On Screen

06.12.2024

Philipp Gufler

Curated by: Chris Bestebreurtje and Petra Kuipers
Artist talk by: Sam Steverlynck


Venue: Filmtheater De Uitkijk
Prinsengracht 452, Amsterdam, the Netherlands

Starting time: 21:00 (reserve your tickets here)


Becoming-Rabe, 2016, still

On Screen is a new part of Tlön Projects’ Satellite Programme and consists of a series of screenings of artists’ films at De Uitkijk in Amsterdam – the Netherlands’ first avant-garde cinema. The screenings will take place on Friday evenings and start at 21:00. Each evening will be dedicated to the oeuvre of a single artist whose works are part of Tlön Projects’ imaginary collection. The programme was compiled by curators Chris Bestebreurtje and Petra Kuipers in close cooperation with the artists.

Video art has been an integral part of art production since the 1960s. Artists often use the medium more experimentally than mainstream directors. They are less bound by conventions such as commercial film durations or plot and can also present different kinds of narratives. Various perspectives can be combined by working with multiple screens. Or the artists focus on formal parameters such as time, light or the physical characteristics of celluloid. Sometimes other disciplines are involved such as performance, or settings, costumes or music are used which have often been created especially for the occasion.

Although video art is commonly displayed in white cubes, with or without other media, we have consciously opted for a black cube. Watching a film together in a cinema is one of the few collective experiences left in our individualised society. Sat in silence with a group, watching the same film provides connection. And an opportunity for dialogue, as afterwards Sam Steverlynck, curator at S.M.A.K. in Ghent, will talk to the artists. Besides a Q & A after the artists’ talk, the audience can also exchange ideas whilst enjoying a drink in the lobby.
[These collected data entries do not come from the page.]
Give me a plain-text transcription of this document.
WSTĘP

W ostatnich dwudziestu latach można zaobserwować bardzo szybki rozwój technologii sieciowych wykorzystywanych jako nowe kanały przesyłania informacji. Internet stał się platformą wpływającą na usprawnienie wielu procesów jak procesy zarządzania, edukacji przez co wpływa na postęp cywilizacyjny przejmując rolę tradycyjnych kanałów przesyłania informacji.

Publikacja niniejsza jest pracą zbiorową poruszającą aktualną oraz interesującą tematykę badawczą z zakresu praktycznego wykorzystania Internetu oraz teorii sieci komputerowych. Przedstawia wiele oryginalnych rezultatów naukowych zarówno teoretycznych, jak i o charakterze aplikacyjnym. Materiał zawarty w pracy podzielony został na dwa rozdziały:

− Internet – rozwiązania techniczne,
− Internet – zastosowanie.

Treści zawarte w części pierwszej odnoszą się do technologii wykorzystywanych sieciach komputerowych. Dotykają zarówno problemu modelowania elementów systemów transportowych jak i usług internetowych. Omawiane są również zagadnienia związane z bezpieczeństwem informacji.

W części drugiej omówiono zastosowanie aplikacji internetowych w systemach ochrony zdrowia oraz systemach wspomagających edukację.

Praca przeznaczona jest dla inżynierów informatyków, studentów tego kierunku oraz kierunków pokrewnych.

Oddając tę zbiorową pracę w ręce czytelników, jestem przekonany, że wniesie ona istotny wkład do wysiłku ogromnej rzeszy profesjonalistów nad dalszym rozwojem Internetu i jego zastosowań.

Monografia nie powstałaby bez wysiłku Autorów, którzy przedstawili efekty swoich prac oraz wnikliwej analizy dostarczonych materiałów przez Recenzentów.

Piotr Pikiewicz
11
The German artist Philipp Gufler (1989), who lives in Amsterdam, expresses himself using a wide range of media: from films to installations, objects, performances, publications and textile works. What connects this multiplicity of media – that are often mutually interrelated – is years of research into queer portrayals based on archival documents including legislation, police reports, newspapers or queer theory as well as oral histories, personal documents and footage from popular culture. For over a decade now, Gufler has been a member of the Forum Queeres Archiv München, an archive and study centre for the LGBTIQ+ community in Munich that also pays attention to personal or forgotten stories. Gufler himself highlights various events, places, periods and people who played a role in the micro and macro history of the queer movement: from Karl Heinrich Ulrichs (1825 - 1895), the legal expert who was a proponent of gay rights and is known as the first man to ever come out, to underground, 1980’s performance artist Rabe perplexum or the non-binary star of reality TV in the 2000s, Lana Kaiser who elicited a multitude of opinions. Elements from these films such as wardrobe items or props, not only occur in the former, but also in his installations or other spatial works. For the filmed performance Cockatoo Archive (2022) he worked with Johanna Gonschorek; both wear robes that incorporate archival items referring to, among others, the people they discuss. Bringing an archive to life as well as reflecting on the former using a variety of visual strategies including collage or superposition, are recurring elements in Gufler’s practice.


Philipp Gufler studied at the Akademie der Bildenden Künste München and at Hochschule für Gestaltung Karlsruhe between 2008 and 2014. Alongside his extensive work at the archive of Forum Queeres Archiv München e.V. since 2013, the artist participated in the Residency Program at De Ateliers in Amsterdam (2015-2017) and was a committee member at Lothringer13_Florida in Munich.

With a multidisciplinary and cross-media mode of operation, Philipp Gufler investigates strategies of predominant historiography and their fault lines, referring to non-normative experience and questions of constructed identities. The combination of textual interventions and spatially perceivable images opens up a web of statements and thoughts though out history, that initiates a dialogue on the human body, desire their social attributions as well as ongoing systematic formations.

For his artistic practice he received the Advancement Award HIV/AIDS of the German AIDS Foundation and was Artist in Residence at the Skowhegan School of Painting & Sculpture in Maine (US) and the Delfina Foundation London. Gufler’s work is part of institutional and private collections and has been on show at Kunsthalle Mainz (DE); Bundeskunsthalle Bonn; Haus der Kunst, Munich; W139, Amsterdam; Marwan, Amsterdam; Kunstmuseum Bonn; Haus der Kulturen der Welt, Berlin; Kunstverein Kevin Space, Vienna (CH), Centraal Museum Utrecht; (NL), Vleeshal Middelburg (NL) and De Appel, Amsterdam among others.